Understand that the noisy image is effectively another form of conditioning.

As the noise reduces, the range of possibilities for the next model invocation iteratively narrows, overcoming the averaging problem a little bit at a time. Hence, “Progressive Self-Generated Conditioning”.

In the DDPM paper, this progressive step is written as $p_\theta(x_{t-1} \mid x_t)$ , which means the possibilities for the next less-noisy image $x_{t-1}$ are conditioned on the current noisy image $x_t$ .

All this in mind, it is easy to see why diffusion models must do inference step-by-step.

In practice, models are frequently post-trained with inherent biases which form implicit conditioning.
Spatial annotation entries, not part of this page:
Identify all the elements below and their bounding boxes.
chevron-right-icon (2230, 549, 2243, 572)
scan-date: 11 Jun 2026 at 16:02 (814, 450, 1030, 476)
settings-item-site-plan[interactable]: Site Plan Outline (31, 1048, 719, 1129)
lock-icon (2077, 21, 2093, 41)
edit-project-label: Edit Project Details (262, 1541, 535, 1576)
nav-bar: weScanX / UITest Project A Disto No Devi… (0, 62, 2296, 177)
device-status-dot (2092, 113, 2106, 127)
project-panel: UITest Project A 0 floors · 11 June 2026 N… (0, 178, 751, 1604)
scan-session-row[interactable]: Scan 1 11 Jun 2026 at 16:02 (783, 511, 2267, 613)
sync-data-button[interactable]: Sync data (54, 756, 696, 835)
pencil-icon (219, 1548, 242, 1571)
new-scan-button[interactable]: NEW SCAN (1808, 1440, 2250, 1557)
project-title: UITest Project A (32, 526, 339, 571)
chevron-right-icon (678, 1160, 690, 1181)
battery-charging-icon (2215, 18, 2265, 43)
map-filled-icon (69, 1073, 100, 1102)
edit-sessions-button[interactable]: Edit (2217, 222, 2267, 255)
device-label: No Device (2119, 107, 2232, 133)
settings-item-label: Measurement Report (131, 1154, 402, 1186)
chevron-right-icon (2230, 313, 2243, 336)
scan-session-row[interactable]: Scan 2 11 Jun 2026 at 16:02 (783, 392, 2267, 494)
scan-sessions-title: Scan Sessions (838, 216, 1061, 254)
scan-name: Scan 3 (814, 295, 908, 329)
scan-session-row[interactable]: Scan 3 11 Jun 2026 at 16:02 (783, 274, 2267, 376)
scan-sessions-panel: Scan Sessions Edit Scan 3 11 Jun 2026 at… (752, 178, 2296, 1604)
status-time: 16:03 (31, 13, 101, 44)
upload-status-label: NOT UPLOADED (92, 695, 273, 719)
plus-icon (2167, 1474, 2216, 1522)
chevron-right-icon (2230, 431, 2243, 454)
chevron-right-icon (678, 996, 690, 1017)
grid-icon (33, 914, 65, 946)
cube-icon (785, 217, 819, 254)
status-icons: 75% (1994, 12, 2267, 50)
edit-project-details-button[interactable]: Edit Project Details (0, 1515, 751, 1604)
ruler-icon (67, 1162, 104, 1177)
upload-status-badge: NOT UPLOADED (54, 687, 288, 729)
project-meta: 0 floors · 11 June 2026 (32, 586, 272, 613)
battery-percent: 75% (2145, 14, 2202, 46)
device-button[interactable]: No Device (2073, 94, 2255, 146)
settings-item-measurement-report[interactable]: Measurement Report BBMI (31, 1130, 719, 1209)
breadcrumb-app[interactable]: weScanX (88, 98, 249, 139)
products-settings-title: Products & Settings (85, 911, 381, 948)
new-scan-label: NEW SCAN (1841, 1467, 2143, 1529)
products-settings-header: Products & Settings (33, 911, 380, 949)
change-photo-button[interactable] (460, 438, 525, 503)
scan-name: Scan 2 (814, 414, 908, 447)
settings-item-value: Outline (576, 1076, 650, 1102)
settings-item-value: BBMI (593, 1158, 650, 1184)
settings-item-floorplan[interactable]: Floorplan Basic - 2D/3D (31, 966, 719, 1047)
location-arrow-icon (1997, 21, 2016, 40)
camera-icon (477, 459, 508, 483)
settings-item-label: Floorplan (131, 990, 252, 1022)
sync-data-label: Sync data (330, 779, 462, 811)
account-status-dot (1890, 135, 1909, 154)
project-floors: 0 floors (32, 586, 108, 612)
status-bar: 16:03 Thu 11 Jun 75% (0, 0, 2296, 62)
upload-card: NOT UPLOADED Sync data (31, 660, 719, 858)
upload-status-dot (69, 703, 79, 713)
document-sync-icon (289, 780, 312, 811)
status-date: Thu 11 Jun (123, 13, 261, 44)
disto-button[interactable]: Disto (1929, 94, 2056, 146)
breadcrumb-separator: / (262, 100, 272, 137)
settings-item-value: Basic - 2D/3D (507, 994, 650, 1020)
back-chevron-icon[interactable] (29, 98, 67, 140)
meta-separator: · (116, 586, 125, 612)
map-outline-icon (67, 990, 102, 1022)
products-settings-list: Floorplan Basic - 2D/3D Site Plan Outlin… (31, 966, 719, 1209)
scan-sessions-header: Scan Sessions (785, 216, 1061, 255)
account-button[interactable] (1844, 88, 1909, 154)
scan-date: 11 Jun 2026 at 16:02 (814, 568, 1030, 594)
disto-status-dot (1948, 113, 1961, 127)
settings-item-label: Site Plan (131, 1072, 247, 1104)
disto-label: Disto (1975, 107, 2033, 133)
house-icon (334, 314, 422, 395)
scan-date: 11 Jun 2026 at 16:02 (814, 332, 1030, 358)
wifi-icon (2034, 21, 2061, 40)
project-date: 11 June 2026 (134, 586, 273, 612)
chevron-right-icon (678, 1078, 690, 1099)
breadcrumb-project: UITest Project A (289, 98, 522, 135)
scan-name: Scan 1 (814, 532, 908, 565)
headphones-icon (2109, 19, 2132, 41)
This process has tradeoffs but is usually a net win for output quality.

Samplers

Loading sampler simulation...

The role of the sampler is simple: convert the model’s output into a step that reduces the noise in our current image estimate.

In math terms: The sampler decides how to turn $x_t$ into $x_{t-1}$ (remember t goes from 999 [pure noise] to 0 [no noise]).

A few things are happening here:

During inference, we usually run far fewer timesteps (around 20-50) than we use during training (typically 1000).
We keep the training timestep schedule and map each inference step onto it (for example, inference step 20 maps to training step 999, 19 to 949, and so on).
The sampler moves from one inference step to the next (18 -> 17, then 17 -> 16), while mapping each move to the corresponding target noise level (alpha and sigma) from the training schedule.
This creates a speed/quality tradeoff: fewer inference steps are much faster, but pushing too low can hurt detail, stability, and fidelity.
Step spacing also matters: how you choose and distribute those 20-50 inference steps across the 1000 training steps (linear, non-linear, etc.) can significantly affect final quality.

There are different types of samplers:

Ancestral (stochastic) samplers: DDPM, Score SDE predictor-corrector.
Implicit/deterministic samplers: DDIM.
Higher-order ODE/SDE solver samplers: PNDM, DPM-Solver, DPM-Solver++.

Samplers are somewhat of a deep topic, and while useful to understand in their own right, we won’t be diving deep into them in this post.

Key Takeaways

Diffusion training is conceptually simple: add noise at a chosen timestep and train on a proxy target (x0, epsilon, or v) for clean-image recovery.
Variance-preserving noise keeps overall signal energy stable as we trade off image content and noise across timesteps.
A one-shot jump from pure noise is hard because MSE pushes the model toward averages over many plausible outputs.
Step-by-step inference works because each denoising step narrows possibilities and provides better conditioning for the next step.
The sampler is the mechanism that converts model output into the next less-noisy state.
Inference usually uses far fewer steps than training, so sampler choice and step spacing directly control the speed vs quality tradeoff.

Where to Go Next

Read the original DDPM paper and then DDIM to connect this intuition to the standard formulations.
Study a known-good minimal implementation: minDiffusion. It is compact and easy to trace step-by-step.
Further research: Variational AutoEncoders, Latent Diffusion, and Classifier Free Guidance.